February 17, 2010
Posted by Jay Livingston
Watching toddlers in the snow last week reminded me of a bit the Daily show did a few weeks ago about the Fox News gang. The segment, narrated by John Oliver, zeroed in on a theme that runs through much of the conservative hand-wringing about the present state of the country: “an incredibly over-simplistic nostalgia.” Here were Glenn Beck, Sean Hannity, and Bill O’Reilly all mourning the passing of the “the America we grew up in,” “those simpler times when people were together.”
We see a quick montage of each right winger saying, “when I was a kid.” Then Oliver’s aha moment: “It was a better, simpler time because they were all six years old!”
I’ve mentioned this before (here) – the tendency to confuse phylogeny with ontogeny. To the child, the world is a secure place with simple rules that have to be followed, a world where grown-ups are powerful, restricting but also nurturing. But when the child grows up and becomes an adult, the world as he sees it is a much less certain place, and his own powers to control things are limited.
What does that have to do with snow? There’s a cartoon (if I could draw worth a damn, I’d do a version of it here) that captures this same idea. It shows a father and his young son walking in deep snow. It comes up to about knee-level on the father, but for the little boy, it’s nearly chest high, and he is struggling to walk. The father is gesturing, holding hand flat at the level of his own waist, and saying, “This is nothing.

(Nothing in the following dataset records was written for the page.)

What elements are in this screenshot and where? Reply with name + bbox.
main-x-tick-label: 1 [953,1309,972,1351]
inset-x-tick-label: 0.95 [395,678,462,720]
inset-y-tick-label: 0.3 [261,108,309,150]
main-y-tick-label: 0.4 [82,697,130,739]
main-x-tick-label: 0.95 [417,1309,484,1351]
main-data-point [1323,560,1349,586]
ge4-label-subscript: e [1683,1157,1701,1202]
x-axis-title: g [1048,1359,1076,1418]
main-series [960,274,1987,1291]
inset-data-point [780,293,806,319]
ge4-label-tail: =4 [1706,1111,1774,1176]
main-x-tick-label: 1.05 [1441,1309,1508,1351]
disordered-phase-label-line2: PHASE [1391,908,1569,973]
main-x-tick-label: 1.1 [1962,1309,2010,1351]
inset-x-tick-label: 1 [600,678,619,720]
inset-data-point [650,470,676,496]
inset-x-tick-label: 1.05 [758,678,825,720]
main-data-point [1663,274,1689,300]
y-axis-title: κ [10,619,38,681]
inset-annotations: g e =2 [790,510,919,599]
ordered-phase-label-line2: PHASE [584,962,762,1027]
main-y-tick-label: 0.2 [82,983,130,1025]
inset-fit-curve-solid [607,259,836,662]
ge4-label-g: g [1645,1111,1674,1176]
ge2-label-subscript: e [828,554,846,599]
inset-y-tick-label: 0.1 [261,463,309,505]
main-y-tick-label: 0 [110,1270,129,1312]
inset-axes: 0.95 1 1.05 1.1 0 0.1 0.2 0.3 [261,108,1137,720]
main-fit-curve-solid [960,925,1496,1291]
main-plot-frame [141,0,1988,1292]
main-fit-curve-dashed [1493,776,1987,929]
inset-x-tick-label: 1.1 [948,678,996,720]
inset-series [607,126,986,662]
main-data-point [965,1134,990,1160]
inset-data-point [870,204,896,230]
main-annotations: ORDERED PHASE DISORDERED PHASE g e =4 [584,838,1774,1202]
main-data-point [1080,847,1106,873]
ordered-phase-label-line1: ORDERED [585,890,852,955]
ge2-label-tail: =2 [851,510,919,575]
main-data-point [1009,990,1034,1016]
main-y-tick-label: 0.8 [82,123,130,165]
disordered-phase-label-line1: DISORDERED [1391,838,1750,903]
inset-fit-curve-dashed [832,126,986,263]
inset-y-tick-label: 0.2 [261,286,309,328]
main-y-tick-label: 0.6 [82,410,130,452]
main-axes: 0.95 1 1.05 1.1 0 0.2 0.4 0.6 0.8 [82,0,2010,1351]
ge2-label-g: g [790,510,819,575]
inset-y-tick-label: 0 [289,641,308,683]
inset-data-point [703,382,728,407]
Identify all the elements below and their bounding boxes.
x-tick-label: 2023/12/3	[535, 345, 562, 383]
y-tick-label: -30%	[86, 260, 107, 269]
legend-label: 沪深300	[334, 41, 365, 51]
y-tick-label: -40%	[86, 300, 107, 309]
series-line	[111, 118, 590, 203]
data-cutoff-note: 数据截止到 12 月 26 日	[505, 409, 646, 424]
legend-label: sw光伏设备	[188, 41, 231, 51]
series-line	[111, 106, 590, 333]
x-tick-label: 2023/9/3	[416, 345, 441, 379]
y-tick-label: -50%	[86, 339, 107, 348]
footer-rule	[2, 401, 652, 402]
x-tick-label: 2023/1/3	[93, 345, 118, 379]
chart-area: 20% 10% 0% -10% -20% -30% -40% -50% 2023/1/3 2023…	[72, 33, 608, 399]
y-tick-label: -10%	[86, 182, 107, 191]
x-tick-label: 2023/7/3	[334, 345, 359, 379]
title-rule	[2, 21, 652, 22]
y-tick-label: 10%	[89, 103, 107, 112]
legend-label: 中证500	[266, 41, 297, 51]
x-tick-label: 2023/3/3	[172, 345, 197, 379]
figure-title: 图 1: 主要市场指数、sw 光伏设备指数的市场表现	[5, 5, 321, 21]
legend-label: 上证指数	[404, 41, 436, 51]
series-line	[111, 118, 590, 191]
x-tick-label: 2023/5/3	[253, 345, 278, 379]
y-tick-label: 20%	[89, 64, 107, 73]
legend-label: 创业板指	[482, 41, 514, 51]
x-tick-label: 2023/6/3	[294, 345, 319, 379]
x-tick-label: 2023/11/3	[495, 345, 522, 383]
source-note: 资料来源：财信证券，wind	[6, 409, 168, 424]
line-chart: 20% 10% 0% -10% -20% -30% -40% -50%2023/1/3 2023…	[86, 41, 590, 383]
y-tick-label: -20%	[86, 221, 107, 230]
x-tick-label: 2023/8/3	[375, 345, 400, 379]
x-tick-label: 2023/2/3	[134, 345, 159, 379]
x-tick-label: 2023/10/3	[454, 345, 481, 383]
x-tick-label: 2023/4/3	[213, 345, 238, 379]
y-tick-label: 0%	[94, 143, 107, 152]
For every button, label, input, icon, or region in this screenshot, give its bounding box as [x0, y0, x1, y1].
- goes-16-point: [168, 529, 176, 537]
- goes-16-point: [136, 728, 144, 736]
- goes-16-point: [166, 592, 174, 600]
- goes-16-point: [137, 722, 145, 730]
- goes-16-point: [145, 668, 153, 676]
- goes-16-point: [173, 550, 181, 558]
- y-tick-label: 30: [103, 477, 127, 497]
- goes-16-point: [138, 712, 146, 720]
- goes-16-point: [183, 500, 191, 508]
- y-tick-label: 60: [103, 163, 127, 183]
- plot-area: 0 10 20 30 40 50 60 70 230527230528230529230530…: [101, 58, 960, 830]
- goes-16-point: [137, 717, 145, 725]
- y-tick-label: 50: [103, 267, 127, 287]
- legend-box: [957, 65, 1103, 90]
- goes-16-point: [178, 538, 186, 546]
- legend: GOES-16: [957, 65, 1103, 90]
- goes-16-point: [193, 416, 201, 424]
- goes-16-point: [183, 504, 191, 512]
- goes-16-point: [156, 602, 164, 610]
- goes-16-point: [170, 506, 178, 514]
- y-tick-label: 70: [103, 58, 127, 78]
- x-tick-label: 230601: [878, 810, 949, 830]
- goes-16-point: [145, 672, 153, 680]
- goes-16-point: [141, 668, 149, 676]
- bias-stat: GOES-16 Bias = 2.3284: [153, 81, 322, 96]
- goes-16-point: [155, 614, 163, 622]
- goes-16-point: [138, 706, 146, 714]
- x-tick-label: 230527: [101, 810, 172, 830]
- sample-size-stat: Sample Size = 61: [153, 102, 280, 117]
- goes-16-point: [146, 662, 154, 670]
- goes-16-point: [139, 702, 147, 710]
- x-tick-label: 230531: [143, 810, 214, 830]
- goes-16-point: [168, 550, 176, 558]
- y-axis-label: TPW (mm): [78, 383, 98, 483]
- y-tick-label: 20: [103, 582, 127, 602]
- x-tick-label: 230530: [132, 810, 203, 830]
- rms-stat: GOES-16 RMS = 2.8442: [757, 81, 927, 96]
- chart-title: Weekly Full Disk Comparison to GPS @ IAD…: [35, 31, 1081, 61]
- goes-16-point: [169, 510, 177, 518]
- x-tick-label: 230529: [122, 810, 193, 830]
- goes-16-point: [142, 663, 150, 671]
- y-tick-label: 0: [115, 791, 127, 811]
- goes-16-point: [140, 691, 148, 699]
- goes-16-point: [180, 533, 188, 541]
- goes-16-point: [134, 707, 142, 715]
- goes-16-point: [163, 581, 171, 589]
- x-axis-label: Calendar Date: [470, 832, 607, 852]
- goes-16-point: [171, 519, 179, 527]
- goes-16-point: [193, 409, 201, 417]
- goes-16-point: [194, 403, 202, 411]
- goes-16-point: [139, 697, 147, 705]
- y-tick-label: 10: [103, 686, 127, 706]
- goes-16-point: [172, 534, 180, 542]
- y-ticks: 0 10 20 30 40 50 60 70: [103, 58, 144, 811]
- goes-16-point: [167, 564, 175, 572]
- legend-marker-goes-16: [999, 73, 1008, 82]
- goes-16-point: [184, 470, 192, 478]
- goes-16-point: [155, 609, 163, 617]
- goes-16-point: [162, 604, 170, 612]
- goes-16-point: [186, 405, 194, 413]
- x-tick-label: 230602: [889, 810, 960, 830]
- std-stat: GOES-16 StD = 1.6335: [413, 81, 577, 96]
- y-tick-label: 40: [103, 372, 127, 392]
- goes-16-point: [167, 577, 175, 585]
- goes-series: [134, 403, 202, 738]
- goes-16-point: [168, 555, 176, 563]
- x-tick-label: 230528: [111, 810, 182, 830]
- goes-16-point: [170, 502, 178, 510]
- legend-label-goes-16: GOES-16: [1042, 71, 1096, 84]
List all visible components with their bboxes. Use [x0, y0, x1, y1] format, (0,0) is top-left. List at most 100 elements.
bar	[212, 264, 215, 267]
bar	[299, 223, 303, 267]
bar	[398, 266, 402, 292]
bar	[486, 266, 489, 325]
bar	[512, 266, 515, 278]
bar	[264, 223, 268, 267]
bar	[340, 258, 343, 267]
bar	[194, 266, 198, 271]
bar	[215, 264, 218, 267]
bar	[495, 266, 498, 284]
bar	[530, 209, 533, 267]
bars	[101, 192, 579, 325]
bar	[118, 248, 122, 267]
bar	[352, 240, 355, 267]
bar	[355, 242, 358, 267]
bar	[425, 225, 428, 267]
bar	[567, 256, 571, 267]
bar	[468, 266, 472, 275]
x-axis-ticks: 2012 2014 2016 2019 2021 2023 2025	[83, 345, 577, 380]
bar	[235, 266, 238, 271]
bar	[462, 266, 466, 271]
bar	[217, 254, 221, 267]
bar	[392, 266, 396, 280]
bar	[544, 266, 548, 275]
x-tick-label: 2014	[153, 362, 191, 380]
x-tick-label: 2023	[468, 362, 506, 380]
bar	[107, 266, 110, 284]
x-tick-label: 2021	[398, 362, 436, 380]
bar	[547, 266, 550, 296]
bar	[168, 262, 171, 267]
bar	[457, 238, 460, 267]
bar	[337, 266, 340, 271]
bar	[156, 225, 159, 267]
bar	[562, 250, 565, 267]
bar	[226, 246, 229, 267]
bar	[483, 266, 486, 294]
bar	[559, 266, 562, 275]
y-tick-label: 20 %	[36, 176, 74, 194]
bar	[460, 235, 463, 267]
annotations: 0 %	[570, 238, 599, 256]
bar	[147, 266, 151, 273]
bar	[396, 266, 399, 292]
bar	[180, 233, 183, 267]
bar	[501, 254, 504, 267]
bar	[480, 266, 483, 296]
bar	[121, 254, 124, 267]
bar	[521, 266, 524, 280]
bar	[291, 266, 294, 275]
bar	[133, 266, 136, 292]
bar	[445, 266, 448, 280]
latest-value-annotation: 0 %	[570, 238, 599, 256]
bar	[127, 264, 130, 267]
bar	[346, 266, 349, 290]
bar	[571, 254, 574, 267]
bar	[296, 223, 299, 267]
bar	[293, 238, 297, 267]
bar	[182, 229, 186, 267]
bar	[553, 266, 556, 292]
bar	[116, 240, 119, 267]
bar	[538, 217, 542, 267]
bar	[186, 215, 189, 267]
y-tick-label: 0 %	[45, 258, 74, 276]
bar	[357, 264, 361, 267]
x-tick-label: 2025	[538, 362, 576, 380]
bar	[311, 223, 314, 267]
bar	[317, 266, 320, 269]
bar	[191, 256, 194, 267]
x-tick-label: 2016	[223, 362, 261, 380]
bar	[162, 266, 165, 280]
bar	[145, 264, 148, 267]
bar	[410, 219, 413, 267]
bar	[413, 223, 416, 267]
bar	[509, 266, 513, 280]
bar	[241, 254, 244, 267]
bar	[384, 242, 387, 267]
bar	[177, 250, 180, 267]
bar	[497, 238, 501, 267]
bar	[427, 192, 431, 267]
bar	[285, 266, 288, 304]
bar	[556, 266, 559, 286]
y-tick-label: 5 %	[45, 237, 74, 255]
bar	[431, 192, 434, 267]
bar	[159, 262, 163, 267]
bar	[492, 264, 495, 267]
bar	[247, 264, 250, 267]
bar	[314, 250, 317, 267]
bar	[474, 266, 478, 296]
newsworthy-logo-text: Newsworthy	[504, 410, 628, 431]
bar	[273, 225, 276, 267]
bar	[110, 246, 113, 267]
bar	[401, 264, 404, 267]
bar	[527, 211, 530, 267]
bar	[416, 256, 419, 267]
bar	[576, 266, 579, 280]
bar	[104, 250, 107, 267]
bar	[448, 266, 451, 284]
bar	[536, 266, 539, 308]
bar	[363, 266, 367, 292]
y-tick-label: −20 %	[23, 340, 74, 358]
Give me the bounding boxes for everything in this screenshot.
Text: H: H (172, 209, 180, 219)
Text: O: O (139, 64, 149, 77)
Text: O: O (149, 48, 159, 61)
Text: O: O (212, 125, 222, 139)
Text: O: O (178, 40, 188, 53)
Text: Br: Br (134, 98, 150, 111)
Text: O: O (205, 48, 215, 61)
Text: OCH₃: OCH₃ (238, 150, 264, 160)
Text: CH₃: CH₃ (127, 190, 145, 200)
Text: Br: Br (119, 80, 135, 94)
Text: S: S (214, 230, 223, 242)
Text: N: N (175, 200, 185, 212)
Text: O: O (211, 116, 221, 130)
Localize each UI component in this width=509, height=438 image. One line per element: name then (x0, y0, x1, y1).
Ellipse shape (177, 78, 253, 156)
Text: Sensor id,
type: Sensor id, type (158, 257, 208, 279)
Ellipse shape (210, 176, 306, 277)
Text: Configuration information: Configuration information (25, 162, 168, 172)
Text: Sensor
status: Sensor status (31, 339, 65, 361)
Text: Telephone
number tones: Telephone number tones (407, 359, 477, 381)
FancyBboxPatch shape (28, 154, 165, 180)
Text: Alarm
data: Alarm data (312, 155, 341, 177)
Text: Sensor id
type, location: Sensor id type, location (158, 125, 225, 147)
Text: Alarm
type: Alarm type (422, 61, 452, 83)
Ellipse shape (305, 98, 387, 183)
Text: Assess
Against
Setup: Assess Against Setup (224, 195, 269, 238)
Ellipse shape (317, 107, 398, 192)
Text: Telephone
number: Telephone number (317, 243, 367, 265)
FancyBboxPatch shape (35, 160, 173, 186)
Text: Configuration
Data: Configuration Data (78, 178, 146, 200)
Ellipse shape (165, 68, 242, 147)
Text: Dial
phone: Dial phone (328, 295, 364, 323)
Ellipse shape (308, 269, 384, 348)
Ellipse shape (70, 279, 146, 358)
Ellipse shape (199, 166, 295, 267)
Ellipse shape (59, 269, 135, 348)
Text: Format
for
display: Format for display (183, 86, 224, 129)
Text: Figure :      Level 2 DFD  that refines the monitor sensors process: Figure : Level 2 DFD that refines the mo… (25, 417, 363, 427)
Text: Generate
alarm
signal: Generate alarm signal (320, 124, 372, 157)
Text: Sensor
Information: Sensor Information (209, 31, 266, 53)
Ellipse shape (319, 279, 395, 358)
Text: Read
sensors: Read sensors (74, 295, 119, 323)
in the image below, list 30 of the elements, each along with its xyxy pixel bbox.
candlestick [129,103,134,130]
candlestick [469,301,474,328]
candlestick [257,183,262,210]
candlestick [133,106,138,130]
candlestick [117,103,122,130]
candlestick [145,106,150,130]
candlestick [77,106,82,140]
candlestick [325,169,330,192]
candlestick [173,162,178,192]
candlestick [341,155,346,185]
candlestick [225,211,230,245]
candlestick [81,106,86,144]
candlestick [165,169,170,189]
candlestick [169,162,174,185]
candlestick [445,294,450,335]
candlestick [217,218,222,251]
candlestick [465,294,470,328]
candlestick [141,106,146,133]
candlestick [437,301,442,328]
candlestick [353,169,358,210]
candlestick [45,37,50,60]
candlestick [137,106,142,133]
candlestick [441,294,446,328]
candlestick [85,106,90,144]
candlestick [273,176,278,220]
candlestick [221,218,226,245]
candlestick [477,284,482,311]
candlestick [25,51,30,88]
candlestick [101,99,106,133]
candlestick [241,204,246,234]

When I was a kid, we had snow up to here.” And when that child grows up, he too will remember waist-high snow.
In the same way, the Fox guys are all saying, “When I was a kid, the America that I grew up in was a safe, caring, and simple place.” Since these men all grew up in different eras, as Oliver pointed out, the nostalgia is not for a bygone America; it’s for a bygone childhood.